Cooper recommends hosting regular meetings—weekly, if possible—and discussing the goals and mission statement you’ve written out. Continually build on those discussions and how the team can improve the shop’s brand. Make it clear everyone should contribute to the discussion.

“Once a week, at meetings, we have a discussion about principles,” Cooper says of his Elite team. “I give everyone who works with me books, like Ethics 101 and Attitude 101. Everyone is part of a continuing learning process.”

Keep the mission in front of your team at all times, recite it at team meetings, and post it on your website and business cards—even paint it on your walls. 

And, most importantly: Your team should see you embodying that mission statement in the way you carry yourself each day.


3) “Have I hired the right people?”

Cooper says it’s a huge mistake shop owners consistently make—you need to hire for attitude and not just aptitude. That’s the only way your team will embody your shop’s brand.

“Instead of trying to train people to be compassionate, we need to hire people that are compassionate,” he says. “You can’t teach ethics. You can’t teach culture. And you can’t teach compassion.”

Cooper says the interview process should determine how the job candidate will fit into your culture. State your mission statement and goals during the interview, and observe how they react. Are they excited? Inquisitive? Stone-faced? That will tell you a lot.

When all’s said and done, has this person acted in line with your culture? Your team? Have their references reflected that as well?


4) “Does my shop environment represent my brand?”

Creating a logo is undoubtedly important for conveying a brand—but it’s not the first step, Cooper says.

“I get really twisted out of shape when branding companies go to an auto repair shop and say, ‘Let us create a logo for you,’” Cooper says. “I just roll my eyes at that. How do you create a logo when you don’t even know what their company is about?”

No, your brand starts with something much more important: When a customer walks into your shop, will they be able to see your brand?

There’s one way to ensure that—and it’s almost too obvious, Cooper says.

“If you walk into an auto repair shop, what you need to see is two or so service advisors that really share your culture,” he says, “and then behind them—in big, huge, blazing letters—needs to be a mission statement that really speaks to the culture of the company.

“Everything else from that point forward is secondary—all the advertising pieces you create, the logo, all the colors you take on. And that all has to be synchronic with who you are and your mission.”
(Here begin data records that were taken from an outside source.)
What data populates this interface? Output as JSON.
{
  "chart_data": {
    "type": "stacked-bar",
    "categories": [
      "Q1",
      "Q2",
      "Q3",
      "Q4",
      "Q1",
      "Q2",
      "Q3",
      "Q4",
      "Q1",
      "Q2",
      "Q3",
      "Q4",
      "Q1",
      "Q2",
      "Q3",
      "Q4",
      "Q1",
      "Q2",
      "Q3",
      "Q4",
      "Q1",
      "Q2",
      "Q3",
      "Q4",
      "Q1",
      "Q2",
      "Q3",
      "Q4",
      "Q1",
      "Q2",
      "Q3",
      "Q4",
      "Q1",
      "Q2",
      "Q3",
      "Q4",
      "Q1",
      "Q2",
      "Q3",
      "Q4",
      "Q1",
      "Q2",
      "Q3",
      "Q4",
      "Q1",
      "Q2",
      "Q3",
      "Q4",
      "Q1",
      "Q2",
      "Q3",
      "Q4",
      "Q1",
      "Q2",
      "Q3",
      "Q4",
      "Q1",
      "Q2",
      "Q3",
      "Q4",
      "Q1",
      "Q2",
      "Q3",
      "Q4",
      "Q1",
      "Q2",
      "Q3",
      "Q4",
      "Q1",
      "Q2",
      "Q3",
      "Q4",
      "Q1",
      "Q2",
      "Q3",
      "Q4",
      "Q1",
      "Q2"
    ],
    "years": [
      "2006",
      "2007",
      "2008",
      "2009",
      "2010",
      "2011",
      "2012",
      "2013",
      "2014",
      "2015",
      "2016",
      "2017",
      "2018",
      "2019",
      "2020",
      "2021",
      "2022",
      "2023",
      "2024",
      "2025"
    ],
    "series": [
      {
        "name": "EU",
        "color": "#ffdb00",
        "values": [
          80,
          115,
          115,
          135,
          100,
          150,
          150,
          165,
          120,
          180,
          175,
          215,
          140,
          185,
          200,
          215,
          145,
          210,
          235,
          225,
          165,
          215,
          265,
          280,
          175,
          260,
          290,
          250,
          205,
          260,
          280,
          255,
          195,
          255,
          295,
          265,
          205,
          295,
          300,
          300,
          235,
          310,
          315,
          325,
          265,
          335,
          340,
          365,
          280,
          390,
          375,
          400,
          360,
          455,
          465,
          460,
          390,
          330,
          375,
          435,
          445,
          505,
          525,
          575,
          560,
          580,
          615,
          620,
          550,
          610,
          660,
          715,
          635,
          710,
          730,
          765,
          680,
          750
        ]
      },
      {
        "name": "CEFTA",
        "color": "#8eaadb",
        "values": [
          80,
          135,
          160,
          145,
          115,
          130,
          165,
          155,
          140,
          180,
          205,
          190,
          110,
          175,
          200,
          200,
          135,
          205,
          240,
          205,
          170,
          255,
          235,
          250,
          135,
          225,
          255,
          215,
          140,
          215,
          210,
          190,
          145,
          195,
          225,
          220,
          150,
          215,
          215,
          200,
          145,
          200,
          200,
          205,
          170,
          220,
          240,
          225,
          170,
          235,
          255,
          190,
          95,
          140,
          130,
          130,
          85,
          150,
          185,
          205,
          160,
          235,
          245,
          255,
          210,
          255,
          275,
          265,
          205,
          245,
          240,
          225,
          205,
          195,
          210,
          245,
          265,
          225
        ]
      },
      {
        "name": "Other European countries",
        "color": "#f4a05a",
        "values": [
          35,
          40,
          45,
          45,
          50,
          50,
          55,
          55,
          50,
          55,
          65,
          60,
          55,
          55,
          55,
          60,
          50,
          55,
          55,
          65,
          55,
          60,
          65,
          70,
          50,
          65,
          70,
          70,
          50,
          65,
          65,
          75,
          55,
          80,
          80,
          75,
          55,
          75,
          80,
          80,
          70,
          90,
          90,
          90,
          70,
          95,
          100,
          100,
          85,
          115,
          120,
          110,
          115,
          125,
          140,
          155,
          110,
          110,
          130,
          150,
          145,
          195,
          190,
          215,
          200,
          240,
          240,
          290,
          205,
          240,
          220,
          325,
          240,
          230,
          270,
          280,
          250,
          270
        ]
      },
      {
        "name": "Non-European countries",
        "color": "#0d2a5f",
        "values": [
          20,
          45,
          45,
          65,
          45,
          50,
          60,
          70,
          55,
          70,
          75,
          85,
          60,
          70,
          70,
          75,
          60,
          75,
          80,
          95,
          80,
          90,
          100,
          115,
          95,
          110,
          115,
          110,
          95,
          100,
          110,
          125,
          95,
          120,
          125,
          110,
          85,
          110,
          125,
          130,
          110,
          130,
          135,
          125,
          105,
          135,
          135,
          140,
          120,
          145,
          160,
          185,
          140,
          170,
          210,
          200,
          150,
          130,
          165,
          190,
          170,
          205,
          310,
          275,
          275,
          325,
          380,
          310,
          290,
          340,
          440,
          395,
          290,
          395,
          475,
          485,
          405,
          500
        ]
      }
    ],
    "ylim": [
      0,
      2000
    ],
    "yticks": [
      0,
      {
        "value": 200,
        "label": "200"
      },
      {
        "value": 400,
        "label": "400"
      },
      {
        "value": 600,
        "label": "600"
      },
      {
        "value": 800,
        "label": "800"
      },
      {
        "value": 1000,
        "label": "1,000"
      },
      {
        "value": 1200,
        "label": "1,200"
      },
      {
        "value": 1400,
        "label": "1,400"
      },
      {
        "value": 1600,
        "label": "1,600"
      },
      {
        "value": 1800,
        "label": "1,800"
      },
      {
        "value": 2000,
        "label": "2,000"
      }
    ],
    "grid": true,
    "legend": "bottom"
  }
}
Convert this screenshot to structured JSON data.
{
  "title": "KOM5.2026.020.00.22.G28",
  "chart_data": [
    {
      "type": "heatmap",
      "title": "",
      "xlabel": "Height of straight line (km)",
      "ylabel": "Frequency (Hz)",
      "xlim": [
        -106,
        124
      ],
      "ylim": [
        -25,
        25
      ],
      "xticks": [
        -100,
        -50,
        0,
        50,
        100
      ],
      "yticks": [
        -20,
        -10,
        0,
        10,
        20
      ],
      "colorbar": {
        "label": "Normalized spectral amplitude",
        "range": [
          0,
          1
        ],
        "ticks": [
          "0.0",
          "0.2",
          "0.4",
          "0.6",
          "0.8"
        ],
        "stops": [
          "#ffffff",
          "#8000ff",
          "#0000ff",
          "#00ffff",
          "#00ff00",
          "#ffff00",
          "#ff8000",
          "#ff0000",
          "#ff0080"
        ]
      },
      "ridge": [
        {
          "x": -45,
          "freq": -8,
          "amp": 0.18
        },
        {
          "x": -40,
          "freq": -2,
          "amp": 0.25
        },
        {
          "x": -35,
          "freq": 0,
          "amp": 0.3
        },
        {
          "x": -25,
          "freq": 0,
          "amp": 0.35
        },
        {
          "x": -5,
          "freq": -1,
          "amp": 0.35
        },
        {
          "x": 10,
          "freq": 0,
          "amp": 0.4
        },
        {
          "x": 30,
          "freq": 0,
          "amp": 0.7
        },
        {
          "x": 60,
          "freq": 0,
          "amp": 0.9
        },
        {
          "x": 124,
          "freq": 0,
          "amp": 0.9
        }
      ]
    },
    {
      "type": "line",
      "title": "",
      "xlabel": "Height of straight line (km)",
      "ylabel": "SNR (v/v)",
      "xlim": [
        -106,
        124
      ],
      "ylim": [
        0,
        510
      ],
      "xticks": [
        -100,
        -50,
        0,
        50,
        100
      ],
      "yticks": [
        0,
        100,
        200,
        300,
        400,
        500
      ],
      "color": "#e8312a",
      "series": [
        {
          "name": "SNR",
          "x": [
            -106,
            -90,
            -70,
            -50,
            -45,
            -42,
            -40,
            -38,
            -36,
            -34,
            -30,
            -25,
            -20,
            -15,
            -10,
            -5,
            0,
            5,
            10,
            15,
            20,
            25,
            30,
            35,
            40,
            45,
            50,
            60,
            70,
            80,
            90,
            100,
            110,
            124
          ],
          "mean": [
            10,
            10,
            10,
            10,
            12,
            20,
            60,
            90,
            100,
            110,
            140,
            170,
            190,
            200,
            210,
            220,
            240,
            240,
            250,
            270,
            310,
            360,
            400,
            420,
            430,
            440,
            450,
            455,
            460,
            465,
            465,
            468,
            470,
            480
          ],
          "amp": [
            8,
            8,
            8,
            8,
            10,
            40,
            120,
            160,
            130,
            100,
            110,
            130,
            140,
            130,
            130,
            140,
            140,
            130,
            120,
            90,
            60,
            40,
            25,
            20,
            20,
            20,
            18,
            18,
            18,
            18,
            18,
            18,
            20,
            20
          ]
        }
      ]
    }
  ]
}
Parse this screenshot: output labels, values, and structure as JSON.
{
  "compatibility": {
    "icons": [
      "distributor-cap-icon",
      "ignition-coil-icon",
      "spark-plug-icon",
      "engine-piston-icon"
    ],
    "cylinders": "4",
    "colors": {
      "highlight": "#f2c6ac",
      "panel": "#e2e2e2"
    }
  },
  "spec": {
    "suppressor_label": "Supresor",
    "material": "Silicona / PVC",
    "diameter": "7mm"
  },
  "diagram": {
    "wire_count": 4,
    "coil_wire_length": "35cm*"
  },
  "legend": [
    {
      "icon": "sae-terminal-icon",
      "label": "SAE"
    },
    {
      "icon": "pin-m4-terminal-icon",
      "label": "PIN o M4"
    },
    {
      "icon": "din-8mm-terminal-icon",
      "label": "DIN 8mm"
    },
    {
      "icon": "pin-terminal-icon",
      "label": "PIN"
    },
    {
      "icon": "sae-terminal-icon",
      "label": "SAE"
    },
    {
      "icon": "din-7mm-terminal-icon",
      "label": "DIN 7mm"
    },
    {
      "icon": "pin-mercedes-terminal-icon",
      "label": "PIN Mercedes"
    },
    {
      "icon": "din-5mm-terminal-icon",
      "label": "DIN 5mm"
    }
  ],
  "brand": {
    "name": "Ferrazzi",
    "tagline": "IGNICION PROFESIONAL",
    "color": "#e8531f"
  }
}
5) “Does the public recognize my brand?”

All of the hours and time and energy spent crafting your brand are for naught if customers fail to even recognize it, Cooper says.

Luckily, there are ways of checking.

The main way of telling is through online reviews. When customers choose your shop, Cooper says it isn’t just because you have numerous five-star ratings—it’s because there is a consistent theme within those reviews. 

“Nobody cares about artificial reviews. They care about what the common message is,” he says. “If the first review says, ‘The car was done on time and I'm really happy.’ And the next review says, ‘Their prices are really great.’ And the next review says, ‘They were open on Saturdays, which is great for me.’ Well, those are all great, feel-good reviews, but there's no common message there.

“This means you have an inconsistent brand. You need to find a way to have customers understand your brand at every touch point. Then it winds up in reviews, and your reviews state how you really care about people.”

Cooper also recommends surveying customers about what they perceive your brand to be. You can even hire brand consultants to come in and give expert opinions—any way you can ensure your brand is being communicated effectively will help drive business, he says.